Uno scontento che ha contagiato altre miniere sudafricane per una vita divisa tra il lavoro nelle viscere della Terra e quella nelle baracche di lamiera, in un paese ricco di risorse goduto da pochi.

L’attenzione dei media sull’universo musicale evidenzia anche le contraddizioni come quella nella quale è inciampato Sting che prima si schiera in difesa delle Pussy Riot e poi canta in un’esclusiva festa in Costa Azzurra del plutocrate russo David Kaplan sostenitore di Putin.
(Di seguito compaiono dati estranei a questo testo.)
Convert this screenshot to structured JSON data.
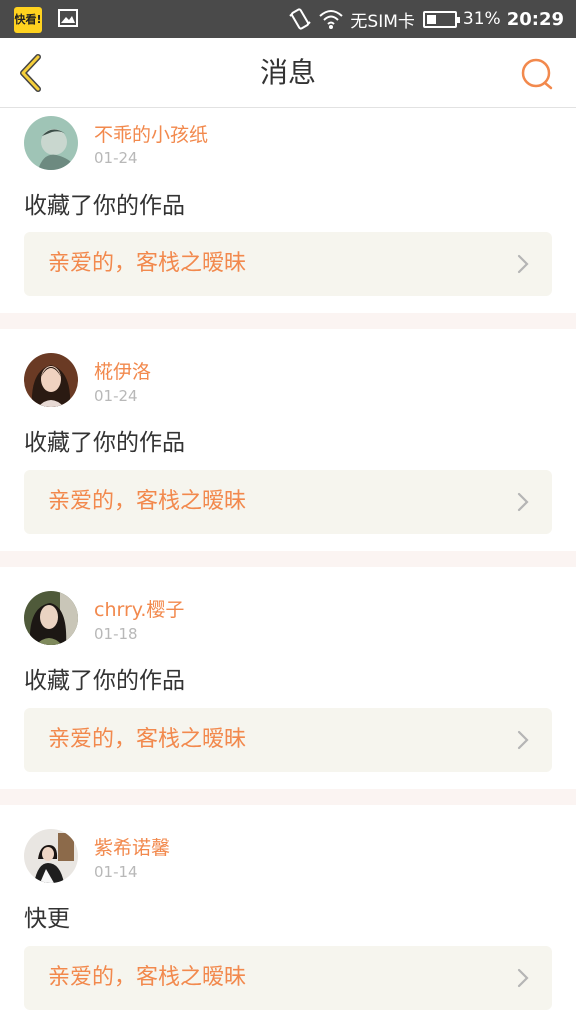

Precedentemente in Costa Smeralda aveva deliziato le orecchie degli invitati di Alisher Usmanov, numero uno della Gazprom, per festeggiare la sorella maggiore di Putin avvalorando l’asserzione che Svetonio attribuisce a Vespasiano sul denaro e la sua mancanza di odore: Pecunia non olet.

La triste realtà è che il mondo musicale vive di gossip e sono molti a voler partecipare mentre gli intellettuali si accodano.

Il caso delle Pussy Riot è diventato il simbolo per salvaguardare la libertà d’espressione in attesa della registrazione del marchio, mentre poco trapela per la libertà creativa degli artisti tunisini continuamente sotto il mirino islamista. Violenze che non si limitano alla dialettica, ma confinano in continue aggressioni fisiche che coinvolgono anche la classe docente illuminata sino ad emarginare nelle retrovie della quotidianità le donne cancellando tutte le conquiste con la proposta di modificare le pari opportunità tra donna e uomo nella sua “complementarietà”.

Mentre il diritto d’informazione cerca di essere salvaguardato da Julian Assange per Wikileaks ponendosi sotto l’ala protettiva del governo ecuadoregno, il governo inglese dimostra come sempre di non avere buoni rapporti con la stampa.

Per quei governi che dimostrano autorità nei confronti delle informazioni ce ne sono altri che come la Birmania aboliscono dopo cinquanta anni la censura preventiva sui media dopo essere stato considerato da Reporters sans frontières uno dei peggiori paesi in termini di libertà di stampa.